Rübig zum EU-Budget: "Verhandlungen offen und ehrlich führen"

Weniger Europa kann teuer werden. Subsidiarität ist keine Einbahnstraße. Mehr Geld für Bildung, Forschung, KMU.

Straßburg, 29. Mai 2018 (ÖVP-PD) "Die Verhandlungen über das künftige EU-Budget von 2121-2027 müssen wir ehrlich und mit offenen Karten führen", fordert der ÖVP-Europaabgeordnete Paul Rübig anlässlich heutigen Debatte einer Resolution zum sogenannten Mehrjährigen Finanzrahmen der EU für die Zeit nach 2020. "Jeder Cent im EU-Haushalt muss einen europäischen Mehrwert bringen.
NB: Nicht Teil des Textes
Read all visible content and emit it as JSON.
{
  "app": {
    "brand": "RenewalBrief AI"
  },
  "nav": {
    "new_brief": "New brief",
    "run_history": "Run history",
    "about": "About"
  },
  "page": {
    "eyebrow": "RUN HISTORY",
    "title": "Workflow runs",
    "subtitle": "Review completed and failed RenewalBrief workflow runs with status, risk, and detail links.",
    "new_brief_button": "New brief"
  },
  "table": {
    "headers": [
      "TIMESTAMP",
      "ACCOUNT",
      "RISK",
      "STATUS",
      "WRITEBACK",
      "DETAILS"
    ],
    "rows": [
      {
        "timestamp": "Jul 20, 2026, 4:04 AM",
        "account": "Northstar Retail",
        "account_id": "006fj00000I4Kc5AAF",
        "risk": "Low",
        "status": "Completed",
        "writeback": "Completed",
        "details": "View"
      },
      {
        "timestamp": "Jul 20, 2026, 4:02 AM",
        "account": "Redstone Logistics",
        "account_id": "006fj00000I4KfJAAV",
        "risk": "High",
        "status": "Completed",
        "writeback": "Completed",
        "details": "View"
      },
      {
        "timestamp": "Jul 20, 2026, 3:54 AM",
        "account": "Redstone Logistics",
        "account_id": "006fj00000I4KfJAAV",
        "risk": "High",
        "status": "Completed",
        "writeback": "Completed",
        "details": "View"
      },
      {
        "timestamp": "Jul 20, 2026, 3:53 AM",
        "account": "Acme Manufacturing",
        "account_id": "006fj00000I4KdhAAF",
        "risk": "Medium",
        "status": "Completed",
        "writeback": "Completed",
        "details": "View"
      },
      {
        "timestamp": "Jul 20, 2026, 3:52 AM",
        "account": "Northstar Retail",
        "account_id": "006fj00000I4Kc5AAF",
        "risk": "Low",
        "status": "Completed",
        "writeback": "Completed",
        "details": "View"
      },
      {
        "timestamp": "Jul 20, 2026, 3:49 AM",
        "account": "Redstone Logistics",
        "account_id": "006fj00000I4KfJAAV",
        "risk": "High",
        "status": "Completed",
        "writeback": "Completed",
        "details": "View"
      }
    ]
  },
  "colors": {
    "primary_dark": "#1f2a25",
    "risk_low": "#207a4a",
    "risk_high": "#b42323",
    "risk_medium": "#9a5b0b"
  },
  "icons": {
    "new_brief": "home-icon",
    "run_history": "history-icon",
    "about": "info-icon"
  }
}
Aber wenn die Zahlungen Großbritanniens nach dem Brexit ausfallen und die gemeinsamen Aufgaben für die EU mehr werden, kann ein kleineres EU-Budget rein mathematisch nicht die Lösung sein."

"Für Zukunftsbereiche wie Bildung, Forschung und Klein- und Mittelbetriebe wollen wir daher mehr Geld, dafür gibt es auch jede Unterstützung in der Bevölkerung", sagt Rübig: "Erasmus+ wollen wir Verdreifachen, die Forschungsgelder deutlich aufstocken und die KMU-Unterstützung (Cosme) verdoppeln. Das bringt gut ausgebildete Arbeitskräfte, Innovationen, neue Jobs und dauerhaftes Wirtschaftswachstum und Wohlstand in Europa."

"Dann haben wir neue Herausforderungen wie den Außengrenzschutz und den gemeinsamen Kampf gegen den Terrorismus, die finanziert werden müssen", sagt Rübig. "Denn Subsidiarität ist keine Einbahnstraße: Dinge, die regional besser aufgehoben sind, sollen regional oder lokal entschieden werden. Doch wo es einen europäischen Mehrwert gibt, wenn sie auf EU-Ebene erledigt werden, müssen sie eben künftig auch dort angesiedelt werden."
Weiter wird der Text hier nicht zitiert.